One other influence on last night’s dish was James Peterson’s new book, Done.: A Cook’s Guide to Knowing When Food Is Perfectly Cooked. It had just arrived in the mail and I thought why not see what he says about pork chops. The section on sautéed pork chops illustrates with detailed photos exactly when to turn the chops (“When juices start to form on the top and sides. . .”) and suggests an internal temperature of 130° F as opposed to the typically recommended 145° F for the perfect medium. I incorporated Peterson’s instructions for cooking the chops into the original recipe from Field.

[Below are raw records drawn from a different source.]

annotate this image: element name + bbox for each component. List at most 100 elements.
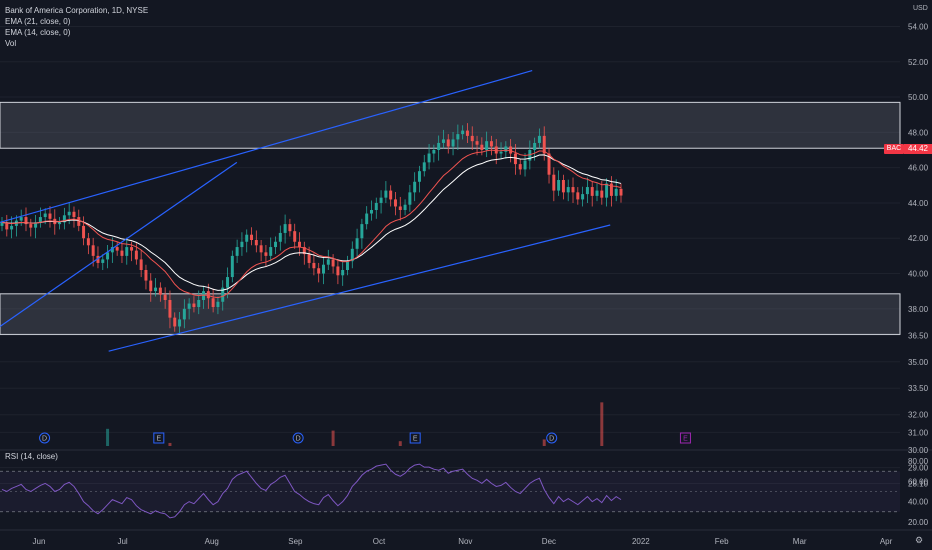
volume-bar bbox=[542, 439, 546, 446]
candle-body bbox=[485, 141, 489, 150]
ema21-legend[interactable]: EMA (21, close, 0) bbox=[5, 17, 71, 26]
candle-body bbox=[609, 183, 613, 196]
candle-body bbox=[302, 247, 306, 255]
ema-lines bbox=[1, 149, 622, 299]
candle-body bbox=[451, 139, 455, 147]
candle-body bbox=[67, 211, 71, 216]
candle-body bbox=[283, 224, 287, 233]
time-tick-label: Sep bbox=[288, 537, 303, 546]
event-label: E bbox=[156, 436, 161, 443]
price-axis[interactable]: 54.00 52.00 50.00 48.00 46.00 44.00 42.00 40.00… bbox=[908, 22, 929, 488]
rsi-legend[interactable]: RSI (14, close) bbox=[5, 452, 58, 461]
rsi-axis[interactable]: 80.00 60.00 40.00 20.00 bbox=[908, 457, 929, 527]
candle-body bbox=[576, 192, 580, 200]
candle-body bbox=[10, 225, 14, 230]
trendline bbox=[0, 161, 238, 327]
price-tick-label: 44.00 bbox=[908, 199, 929, 208]
candle-body bbox=[134, 250, 138, 260]
candlesticks bbox=[0, 123, 623, 334]
price-tick-label: 32.00 bbox=[908, 411, 929, 420]
candle-body bbox=[149, 280, 153, 292]
candle-body bbox=[461, 130, 465, 135]
price-tick-label: 48.00 bbox=[908, 128, 929, 137]
price-tick-label: 46.00 bbox=[908, 164, 929, 173]
currency-label[interactable]: USD bbox=[913, 5, 928, 12]
candle-body bbox=[528, 150, 532, 161]
candle-body bbox=[254, 240, 258, 246]
time-tick-label: Aug bbox=[205, 537, 219, 546]
candle-body bbox=[489, 141, 493, 147]
candle-body bbox=[77, 217, 81, 226]
ema14-legend[interactable]: EMA (14, close, 0) bbox=[5, 28, 71, 37]
candle-body bbox=[355, 238, 359, 249]
candle-body bbox=[19, 217, 23, 221]
trendline bbox=[108, 224, 611, 352]
rsi-tick-label: 20.00 bbox=[908, 518, 929, 527]
candle-body bbox=[278, 232, 282, 242]
event-label: D bbox=[296, 436, 301, 443]
candle-body bbox=[269, 247, 273, 256]
candle-body bbox=[417, 171, 421, 182]
symbol-title[interactable]: Bank of America Corporation, 1D, NYSE bbox=[5, 6, 149, 15]
candle-body bbox=[91, 245, 95, 256]
candle-body bbox=[178, 319, 182, 327]
candle-body bbox=[163, 294, 167, 300]
candle-body bbox=[322, 264, 325, 274]
candle-body bbox=[96, 255, 100, 263]
candle-body bbox=[475, 141, 479, 145]
trendline bbox=[0, 70, 533, 223]
ticker-tag: BAC bbox=[884, 144, 904, 154]
candle-body bbox=[72, 211, 76, 218]
resistance-zone bbox=[0, 101, 901, 149]
candle-body bbox=[206, 291, 210, 299]
candle-body bbox=[365, 213, 369, 225]
price-tick-label: 35.00 bbox=[908, 358, 929, 367]
ema14-line bbox=[1, 149, 622, 299]
candle-body bbox=[432, 150, 436, 154]
price-tick-label: 52.00 bbox=[908, 58, 929, 67]
price-tick-label: 40.00 bbox=[908, 270, 929, 279]
candle-body bbox=[581, 194, 585, 200]
dividend-marker bbox=[546, 432, 558, 444]
candle-body bbox=[250, 234, 254, 240]
candle-body bbox=[106, 252, 110, 260]
gear-icon[interactable]: ⚙ bbox=[914, 535, 924, 545]
price-tick-label: 31.00 bbox=[908, 428, 929, 437]
candle-body bbox=[187, 303, 191, 309]
volume-bar bbox=[331, 430, 335, 446]
time-tick-label: Apr bbox=[880, 537, 893, 546]
candle-body bbox=[86, 238, 90, 246]
trendlines[interactable] bbox=[0, 70, 611, 352]
dividend-marker bbox=[39, 432, 51, 444]
event-label: D bbox=[549, 436, 554, 443]
volume-bars bbox=[106, 402, 604, 446]
price-tick-label: 42.00 bbox=[908, 234, 929, 243]
price-zones bbox=[0, 101, 901, 335]
rsi-line bbox=[1, 463, 622, 519]
vol-legend[interactable]: Vol bbox=[5, 39, 17, 48]
price-tick-label: 33.50 bbox=[908, 384, 929, 393]
candle-body bbox=[293, 231, 297, 242]
time-axis[interactable]: Jun Jul Aug Sep Oct Nov Dec 2022 Feb Mar Apr bbox=[33, 537, 893, 546]
candle-body bbox=[221, 287, 225, 302]
candle-body bbox=[398, 206, 402, 210]
candle-body bbox=[499, 151, 503, 154]
candle-body bbox=[274, 241, 277, 248]
candle-body bbox=[110, 247, 114, 253]
candle-body bbox=[264, 252, 268, 256]
candle-body bbox=[139, 259, 143, 270]
candle-body bbox=[240, 241, 244, 248]
candle-body bbox=[144, 270, 148, 281]
time-tick-label: 2022 bbox=[632, 537, 650, 546]
candle-body bbox=[590, 187, 594, 196]
candle-body bbox=[115, 247, 119, 251]
time-tick-label: Mar bbox=[793, 537, 807, 546]
event-label: E bbox=[683, 436, 688, 443]
candle-body bbox=[379, 197, 383, 203]
candle-body bbox=[350, 248, 354, 262]
candle-body bbox=[298, 241, 301, 248]
candle-body bbox=[600, 190, 604, 198]
candle-body bbox=[504, 146, 508, 152]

I am happy to report the results were. . .extraordinary. The pork chops came out perfectly cooked and juicy; the sauce was sweet and piquant. It may have taken three cookbooks to turn out this dish, but the prep and cooking were minimal.

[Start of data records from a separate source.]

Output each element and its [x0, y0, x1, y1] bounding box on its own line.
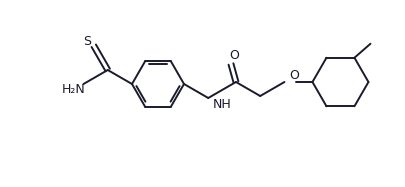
Text: H₂N: H₂N: [62, 82, 85, 96]
Text: O: O: [290, 68, 299, 82]
Text: NH: NH: [213, 97, 232, 111]
Text: S: S: [83, 35, 91, 48]
Text: O: O: [229, 48, 239, 62]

Braciole di Maiale Contadine Pork Chops Smothered in Creamy Onions Adapted from In Nonna’s Kitchen
3 onions, sliced very fine (I used two rather large Vidalia onions sliced 1/8” thick with a mandolin.)
4-5 tablespoons extra-virgin olive oil (I used 4 tablespoons of oil and 2 tablespoons of butter.)

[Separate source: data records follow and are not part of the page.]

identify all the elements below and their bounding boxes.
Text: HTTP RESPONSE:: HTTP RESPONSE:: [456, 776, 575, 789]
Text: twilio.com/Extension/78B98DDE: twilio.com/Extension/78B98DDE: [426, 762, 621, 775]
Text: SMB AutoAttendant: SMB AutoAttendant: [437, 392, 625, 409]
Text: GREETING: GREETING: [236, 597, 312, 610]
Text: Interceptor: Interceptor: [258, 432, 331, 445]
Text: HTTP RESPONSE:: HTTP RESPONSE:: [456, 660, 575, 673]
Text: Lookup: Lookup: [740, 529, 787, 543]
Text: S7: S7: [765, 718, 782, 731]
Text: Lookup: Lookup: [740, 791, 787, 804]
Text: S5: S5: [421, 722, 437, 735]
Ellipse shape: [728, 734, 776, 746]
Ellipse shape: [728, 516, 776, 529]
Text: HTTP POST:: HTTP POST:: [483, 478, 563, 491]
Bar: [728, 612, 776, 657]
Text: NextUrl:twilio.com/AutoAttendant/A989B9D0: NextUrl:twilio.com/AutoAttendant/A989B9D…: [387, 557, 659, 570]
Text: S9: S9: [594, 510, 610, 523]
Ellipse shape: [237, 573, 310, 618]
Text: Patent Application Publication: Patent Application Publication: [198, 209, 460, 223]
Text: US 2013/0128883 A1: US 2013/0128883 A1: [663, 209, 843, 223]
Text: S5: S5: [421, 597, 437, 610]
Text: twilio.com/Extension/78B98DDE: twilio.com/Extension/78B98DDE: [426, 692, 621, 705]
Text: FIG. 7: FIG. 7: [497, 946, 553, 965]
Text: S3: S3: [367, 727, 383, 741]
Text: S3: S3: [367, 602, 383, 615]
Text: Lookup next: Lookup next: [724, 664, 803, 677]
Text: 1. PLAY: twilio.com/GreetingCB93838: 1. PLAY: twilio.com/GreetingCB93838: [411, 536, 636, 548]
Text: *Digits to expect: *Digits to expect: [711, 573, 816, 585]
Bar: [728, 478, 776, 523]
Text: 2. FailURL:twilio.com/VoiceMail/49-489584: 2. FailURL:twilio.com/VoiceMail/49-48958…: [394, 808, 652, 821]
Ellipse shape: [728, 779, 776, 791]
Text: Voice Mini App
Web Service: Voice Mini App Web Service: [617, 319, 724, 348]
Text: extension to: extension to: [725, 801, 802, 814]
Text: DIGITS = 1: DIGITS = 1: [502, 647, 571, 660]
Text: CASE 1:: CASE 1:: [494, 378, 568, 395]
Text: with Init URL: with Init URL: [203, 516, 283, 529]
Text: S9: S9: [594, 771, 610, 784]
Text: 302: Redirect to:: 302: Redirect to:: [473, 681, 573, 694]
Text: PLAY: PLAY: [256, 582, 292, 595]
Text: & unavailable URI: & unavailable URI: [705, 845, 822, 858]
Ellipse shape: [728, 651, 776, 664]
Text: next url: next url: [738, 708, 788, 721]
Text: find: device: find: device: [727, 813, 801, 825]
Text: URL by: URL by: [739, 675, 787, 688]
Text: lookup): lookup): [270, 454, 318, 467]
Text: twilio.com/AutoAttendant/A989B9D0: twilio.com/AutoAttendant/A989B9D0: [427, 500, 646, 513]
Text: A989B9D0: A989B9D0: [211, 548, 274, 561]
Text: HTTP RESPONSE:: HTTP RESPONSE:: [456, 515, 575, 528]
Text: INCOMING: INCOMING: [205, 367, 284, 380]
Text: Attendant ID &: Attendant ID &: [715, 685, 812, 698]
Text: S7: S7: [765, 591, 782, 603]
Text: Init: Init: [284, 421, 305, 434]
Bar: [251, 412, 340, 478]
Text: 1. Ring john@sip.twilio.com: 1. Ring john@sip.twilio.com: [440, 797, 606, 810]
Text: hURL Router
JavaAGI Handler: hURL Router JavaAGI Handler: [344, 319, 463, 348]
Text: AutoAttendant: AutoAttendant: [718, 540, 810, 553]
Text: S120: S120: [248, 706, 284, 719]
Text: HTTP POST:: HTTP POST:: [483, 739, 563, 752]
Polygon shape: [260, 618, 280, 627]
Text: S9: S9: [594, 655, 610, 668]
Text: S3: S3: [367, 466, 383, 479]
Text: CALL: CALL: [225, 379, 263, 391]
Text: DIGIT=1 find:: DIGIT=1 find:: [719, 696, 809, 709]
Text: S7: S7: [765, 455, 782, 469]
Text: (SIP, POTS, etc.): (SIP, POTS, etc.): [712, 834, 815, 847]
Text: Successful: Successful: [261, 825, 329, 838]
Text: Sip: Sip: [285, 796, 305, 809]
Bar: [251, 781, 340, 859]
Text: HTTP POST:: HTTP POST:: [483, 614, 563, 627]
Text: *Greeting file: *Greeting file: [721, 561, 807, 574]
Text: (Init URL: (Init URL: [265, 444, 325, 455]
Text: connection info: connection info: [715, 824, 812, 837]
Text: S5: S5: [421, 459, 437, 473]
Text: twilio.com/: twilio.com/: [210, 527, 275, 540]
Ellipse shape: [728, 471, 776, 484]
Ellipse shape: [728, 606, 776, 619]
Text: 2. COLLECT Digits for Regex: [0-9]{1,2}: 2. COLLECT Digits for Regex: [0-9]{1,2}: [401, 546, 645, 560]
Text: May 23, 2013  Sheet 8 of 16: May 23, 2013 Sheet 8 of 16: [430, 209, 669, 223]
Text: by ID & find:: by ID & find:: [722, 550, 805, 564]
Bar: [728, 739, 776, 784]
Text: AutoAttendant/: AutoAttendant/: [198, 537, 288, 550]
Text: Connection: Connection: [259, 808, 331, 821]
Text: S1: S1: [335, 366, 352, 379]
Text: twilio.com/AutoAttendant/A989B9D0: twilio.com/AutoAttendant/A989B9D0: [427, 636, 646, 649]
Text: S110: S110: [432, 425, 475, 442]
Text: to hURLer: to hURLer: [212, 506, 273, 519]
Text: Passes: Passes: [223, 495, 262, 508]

1-2 tablespoons of water (I skipped the water as my onions were quite moist.)
Freshly ground black pepper
6 pork chops (about 2 3/4 pounds) (I used 2 bone-in chops, about 1.5 pounds total.)
All-purpose flour with salt and pepper for dredging
1/2 cup dry red wine
1 – 2 tablespoons of unsalted butter (As I used butter when cooking the onions and did not puree the onions, I did not use it here.)
Put the onions in a large heavy sauté pan with 2 tablespoons of the olive oil, a tablespoon or two of water, salt, and pepper. (I used the oil but added 1 tablespoon of unsalted butter and omitted the water.)
Cover the pan and cook the onions at the lowest simmer over the lowest possible heat for 45 minutes to one hour, stirring occasionally. At the end the onions will be smooth creamy. (I cooked the onions for a full hour and at the end uncovered them, raised the heat to medium high and cooked them until they were deep gold in color. I then added a little dry vermouth and cooked until the wine evaporated and followed this with a tablespoon of chopped parsley.)
Set the sauce aside.
Dredge the pork chops in the the seasoned flour so they won’t stick while cooking. Drizzle the remaining oil into a heavy sauté pan large enough to hold the chops comfortably without crowding, add the pork chops, and brown them, turning so they cook evenly. (I used 2 tablespoons of oil and 1 tablespoon of butter. Following Peterson’s book, I heated the fats and cooked the chops on a medium heat about 5 minutes a side; they were about 3/4 of an inch thick. I turned them only once, when juices and blood started to appear on top of the bones and the meat—about 5 minutes and cooked the second side for about another 3 minutes.)
When they have browned, 2 to 3 minutes a side (again, note my comments about browning above) pour in the red wine and boil until it evaporates. (Before adding the wine, I drained off most of the accumulated cooking fat.)
Put the cooked onions on top of the pork chops, cover and cook together briefly on top of the stove so the flavors meld, turning the chops several times. (I cooked the chops for about 2 minutes covered and turned them only once.)
The onions cook into a really thick sauce; at the end puree them in a processor or blender, adding a little water or a tablespoon or two of butter. (I skipped this step altogether because I wanted the sauce to have a little more texture and had already used enough butter in the sauce and in the browning of the chops.)
I know that with my commentary, this recipe may appear complicated; but trust me when I say it really isn’t difficult.
I served the chops accompanied by oven-roasted broccoli.